Le mot « pixelated » introduit quelque chose de numérique au milieu des routes de terre et des vieux chapiteaux. Sans surinterpréter son récit, cette collision suffit à montrer que le disque ne veut pas jouer la reconstitution historique. Son gothique accepte aussi le bug, l’image dégradée, l’horreur filtrée par une esthétique beaucoup plus contemporaine.
« Scratches », cinquante secondes seulement, agit comme une griffure dans la continuité. « Julian Man », à peine plus long, poursuit cette logique de fragments. Ces deux titres empêchent l’album de devenir trop régulier et renforcent son côté carnet de souvenirs : certaines présences méritent quatre minutes, d’autres reviennent seulement quelques secondes.
« A Ride With The Four Horse Men in 1888 » constitue probablement l’une des images les plus spectaculaires de la tracklist.
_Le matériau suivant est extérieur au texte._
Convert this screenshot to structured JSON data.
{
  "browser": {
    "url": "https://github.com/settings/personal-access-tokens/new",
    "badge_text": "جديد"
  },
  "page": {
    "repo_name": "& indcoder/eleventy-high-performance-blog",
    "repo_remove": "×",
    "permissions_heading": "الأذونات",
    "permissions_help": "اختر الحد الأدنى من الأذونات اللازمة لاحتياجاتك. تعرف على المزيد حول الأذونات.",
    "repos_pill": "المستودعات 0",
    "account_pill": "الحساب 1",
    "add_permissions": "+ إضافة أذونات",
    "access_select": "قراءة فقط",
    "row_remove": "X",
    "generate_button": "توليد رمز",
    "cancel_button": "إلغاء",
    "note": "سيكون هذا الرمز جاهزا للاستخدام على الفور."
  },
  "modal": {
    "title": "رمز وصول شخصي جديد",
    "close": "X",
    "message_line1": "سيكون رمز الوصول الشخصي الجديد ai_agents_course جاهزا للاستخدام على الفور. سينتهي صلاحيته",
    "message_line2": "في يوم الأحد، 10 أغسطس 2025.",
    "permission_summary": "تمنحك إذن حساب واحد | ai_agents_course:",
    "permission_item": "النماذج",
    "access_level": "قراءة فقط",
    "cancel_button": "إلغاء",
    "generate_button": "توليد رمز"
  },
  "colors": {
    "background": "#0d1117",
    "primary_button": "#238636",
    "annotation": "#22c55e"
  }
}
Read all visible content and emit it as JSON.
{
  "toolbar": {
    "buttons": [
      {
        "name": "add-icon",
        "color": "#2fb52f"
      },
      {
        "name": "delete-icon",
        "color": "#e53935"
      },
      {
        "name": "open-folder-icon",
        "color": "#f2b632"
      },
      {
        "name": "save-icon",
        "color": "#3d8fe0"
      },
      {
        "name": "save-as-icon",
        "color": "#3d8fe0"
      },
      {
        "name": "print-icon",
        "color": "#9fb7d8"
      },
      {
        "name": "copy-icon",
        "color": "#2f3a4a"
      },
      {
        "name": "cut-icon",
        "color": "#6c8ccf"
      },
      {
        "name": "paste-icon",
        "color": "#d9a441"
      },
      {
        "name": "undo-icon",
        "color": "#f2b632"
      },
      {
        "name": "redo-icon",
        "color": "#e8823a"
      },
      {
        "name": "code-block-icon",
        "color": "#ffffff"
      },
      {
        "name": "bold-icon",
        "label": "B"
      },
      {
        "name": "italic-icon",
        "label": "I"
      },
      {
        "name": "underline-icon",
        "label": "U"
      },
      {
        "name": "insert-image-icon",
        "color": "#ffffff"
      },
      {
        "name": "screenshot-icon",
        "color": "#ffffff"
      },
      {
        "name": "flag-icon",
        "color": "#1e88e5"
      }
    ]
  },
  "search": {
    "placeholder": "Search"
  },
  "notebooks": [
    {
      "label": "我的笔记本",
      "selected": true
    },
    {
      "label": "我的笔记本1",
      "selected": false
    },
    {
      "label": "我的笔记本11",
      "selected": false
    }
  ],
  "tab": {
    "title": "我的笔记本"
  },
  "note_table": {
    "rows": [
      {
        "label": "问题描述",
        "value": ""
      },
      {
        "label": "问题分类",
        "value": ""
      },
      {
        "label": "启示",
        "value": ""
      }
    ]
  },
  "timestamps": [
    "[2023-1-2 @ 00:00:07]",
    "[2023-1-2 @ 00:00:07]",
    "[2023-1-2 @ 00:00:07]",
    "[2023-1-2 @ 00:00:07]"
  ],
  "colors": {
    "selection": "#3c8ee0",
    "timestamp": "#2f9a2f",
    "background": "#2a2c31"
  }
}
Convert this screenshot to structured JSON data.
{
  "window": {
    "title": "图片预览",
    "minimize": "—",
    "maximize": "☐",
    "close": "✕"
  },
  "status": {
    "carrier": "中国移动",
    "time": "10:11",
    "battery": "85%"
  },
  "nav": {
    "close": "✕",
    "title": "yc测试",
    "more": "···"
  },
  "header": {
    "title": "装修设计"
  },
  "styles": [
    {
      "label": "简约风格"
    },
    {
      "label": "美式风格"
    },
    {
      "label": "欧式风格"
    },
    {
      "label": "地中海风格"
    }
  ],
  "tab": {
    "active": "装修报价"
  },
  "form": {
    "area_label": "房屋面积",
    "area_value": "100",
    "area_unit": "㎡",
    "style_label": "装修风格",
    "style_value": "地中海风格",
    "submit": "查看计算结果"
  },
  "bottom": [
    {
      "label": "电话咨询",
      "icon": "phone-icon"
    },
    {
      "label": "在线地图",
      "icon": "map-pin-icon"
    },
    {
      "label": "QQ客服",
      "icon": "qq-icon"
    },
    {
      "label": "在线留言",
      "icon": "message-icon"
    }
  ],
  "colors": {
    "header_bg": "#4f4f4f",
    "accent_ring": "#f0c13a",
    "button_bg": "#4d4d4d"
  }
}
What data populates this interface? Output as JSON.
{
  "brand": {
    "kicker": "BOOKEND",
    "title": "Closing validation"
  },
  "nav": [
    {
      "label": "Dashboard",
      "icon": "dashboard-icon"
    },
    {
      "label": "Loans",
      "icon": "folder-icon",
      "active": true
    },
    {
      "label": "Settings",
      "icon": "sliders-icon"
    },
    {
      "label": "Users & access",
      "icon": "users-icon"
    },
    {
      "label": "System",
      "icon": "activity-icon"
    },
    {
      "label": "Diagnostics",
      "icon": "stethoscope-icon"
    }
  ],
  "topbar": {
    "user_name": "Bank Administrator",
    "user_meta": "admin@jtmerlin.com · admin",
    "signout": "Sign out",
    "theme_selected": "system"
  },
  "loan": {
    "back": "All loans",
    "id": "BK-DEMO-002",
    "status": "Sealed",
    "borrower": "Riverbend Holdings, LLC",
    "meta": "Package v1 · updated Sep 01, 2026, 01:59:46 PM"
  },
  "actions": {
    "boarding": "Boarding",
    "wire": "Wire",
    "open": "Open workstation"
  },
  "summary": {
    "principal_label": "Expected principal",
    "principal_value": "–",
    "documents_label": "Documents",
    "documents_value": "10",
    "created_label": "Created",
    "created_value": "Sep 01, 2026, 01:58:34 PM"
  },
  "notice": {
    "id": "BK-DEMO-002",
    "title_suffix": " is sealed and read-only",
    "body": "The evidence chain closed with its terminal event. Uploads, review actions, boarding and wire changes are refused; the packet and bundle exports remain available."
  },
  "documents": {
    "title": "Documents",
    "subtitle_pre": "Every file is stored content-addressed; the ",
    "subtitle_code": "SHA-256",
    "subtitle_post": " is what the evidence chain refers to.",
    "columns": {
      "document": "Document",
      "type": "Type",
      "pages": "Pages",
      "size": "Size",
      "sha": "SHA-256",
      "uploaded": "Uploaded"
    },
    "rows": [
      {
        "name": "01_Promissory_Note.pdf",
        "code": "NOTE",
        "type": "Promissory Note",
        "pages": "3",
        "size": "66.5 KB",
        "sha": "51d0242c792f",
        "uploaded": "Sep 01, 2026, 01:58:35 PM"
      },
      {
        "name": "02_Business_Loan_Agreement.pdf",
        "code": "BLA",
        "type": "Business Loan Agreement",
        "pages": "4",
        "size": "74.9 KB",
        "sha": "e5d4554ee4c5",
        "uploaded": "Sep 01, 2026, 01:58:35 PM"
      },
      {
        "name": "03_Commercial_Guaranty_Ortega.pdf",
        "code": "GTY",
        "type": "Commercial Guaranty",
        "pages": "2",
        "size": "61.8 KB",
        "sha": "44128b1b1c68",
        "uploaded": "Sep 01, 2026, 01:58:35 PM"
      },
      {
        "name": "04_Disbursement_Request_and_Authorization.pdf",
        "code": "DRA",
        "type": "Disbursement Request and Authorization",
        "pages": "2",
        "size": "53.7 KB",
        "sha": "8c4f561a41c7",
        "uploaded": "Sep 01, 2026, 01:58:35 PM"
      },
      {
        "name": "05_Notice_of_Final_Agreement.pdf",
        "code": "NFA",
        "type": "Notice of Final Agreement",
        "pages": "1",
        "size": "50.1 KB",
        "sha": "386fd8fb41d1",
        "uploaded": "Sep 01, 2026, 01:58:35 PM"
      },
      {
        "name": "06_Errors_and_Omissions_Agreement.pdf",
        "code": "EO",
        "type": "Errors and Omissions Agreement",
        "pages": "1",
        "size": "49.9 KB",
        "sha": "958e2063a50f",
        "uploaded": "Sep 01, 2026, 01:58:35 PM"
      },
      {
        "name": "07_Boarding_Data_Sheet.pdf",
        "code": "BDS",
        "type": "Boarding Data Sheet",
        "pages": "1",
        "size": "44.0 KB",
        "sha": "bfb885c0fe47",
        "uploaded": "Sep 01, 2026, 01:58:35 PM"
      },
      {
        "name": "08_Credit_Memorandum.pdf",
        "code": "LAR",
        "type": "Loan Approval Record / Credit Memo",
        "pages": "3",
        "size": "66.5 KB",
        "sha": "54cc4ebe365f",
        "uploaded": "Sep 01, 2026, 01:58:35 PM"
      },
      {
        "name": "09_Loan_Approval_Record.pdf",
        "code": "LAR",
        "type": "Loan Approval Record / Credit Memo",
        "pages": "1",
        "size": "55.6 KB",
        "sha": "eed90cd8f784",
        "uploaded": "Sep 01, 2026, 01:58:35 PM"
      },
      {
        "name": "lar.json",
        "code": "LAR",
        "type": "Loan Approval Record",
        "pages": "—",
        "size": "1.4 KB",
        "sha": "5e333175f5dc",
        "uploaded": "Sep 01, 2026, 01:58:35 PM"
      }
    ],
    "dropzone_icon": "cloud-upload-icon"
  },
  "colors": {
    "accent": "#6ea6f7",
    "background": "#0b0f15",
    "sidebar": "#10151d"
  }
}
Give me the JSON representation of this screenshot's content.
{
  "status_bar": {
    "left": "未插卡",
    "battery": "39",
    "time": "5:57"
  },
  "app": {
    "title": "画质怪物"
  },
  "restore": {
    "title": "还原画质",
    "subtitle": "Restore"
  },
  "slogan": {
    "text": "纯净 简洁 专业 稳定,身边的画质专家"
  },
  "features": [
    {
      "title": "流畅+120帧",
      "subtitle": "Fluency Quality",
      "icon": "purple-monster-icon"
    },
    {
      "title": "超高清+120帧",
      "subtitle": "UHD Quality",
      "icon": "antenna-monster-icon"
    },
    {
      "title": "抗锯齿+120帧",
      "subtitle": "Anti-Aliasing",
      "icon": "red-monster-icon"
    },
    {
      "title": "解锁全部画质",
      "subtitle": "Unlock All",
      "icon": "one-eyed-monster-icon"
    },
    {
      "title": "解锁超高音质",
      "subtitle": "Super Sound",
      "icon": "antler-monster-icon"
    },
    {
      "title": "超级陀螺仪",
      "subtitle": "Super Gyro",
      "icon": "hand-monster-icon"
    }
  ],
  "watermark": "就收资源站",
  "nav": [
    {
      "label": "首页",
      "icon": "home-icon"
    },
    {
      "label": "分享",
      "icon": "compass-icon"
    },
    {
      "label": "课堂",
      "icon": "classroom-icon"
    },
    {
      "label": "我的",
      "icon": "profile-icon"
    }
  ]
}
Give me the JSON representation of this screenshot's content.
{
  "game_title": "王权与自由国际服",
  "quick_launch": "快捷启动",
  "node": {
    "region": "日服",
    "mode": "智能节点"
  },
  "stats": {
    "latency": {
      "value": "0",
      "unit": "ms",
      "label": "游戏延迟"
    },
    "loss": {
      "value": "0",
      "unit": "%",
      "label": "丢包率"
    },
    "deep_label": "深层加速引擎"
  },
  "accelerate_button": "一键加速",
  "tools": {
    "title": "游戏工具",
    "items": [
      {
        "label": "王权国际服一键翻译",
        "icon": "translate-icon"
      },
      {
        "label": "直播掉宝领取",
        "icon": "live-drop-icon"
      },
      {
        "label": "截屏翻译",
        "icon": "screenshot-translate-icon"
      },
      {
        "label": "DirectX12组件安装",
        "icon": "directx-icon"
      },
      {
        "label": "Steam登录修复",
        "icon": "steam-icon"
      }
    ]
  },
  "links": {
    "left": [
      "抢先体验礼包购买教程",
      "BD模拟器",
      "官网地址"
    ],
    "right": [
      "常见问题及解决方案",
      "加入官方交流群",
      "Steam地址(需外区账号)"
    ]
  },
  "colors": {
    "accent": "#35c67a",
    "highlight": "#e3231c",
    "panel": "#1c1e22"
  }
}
Hoxsey et Taliba Fields y combinent explicitement cavalcade, apocalypse et passé fantasmé. Le titre suffit déjà à poser une scène énorme ; l’album ne cherche pas à la réduire à un simple morceau gothique décoratif, mais l’intègre à sa galerie de visions.
« Corpses Ball Room » ferme enfin le voyage avec une dernière image de rassemblement impossible.
Le choix est logique : après avoir traversé routes, sous-sols, souvenirs, personnages et spectres, l’album finit dans une salle de bal peuplée de morts. Pas vraiment une résolution, plutôt une dernière pièce où tout ce qui précédait pourrait encore se retrouver.
On avait déjà croisé Hoxsey à travers « The Introduction of Sgt. Capone », « Sea Sirens Call », « Over The Mornings New Moon » ou plus récemment son projet éponyme. « Ghost We Keep » paraît pourtant plus ample dans sa manière d’organiser ses obsessions.
Le punk, l’indie rock, le dark wave et les textures gothiques ne servent plus seulement à colorer les chansons. Ils deviennent les matériaux d’un décor dans lequel Hoxsey peut déplacer ses souvenirs comme des personnages.
Et au bout de onze pistes, le plus inquiétant n’est peut-être pas tout ce qui hante l’album.
C’est la facilité avec laquelle certaines de ces présences finissent par sembler familières.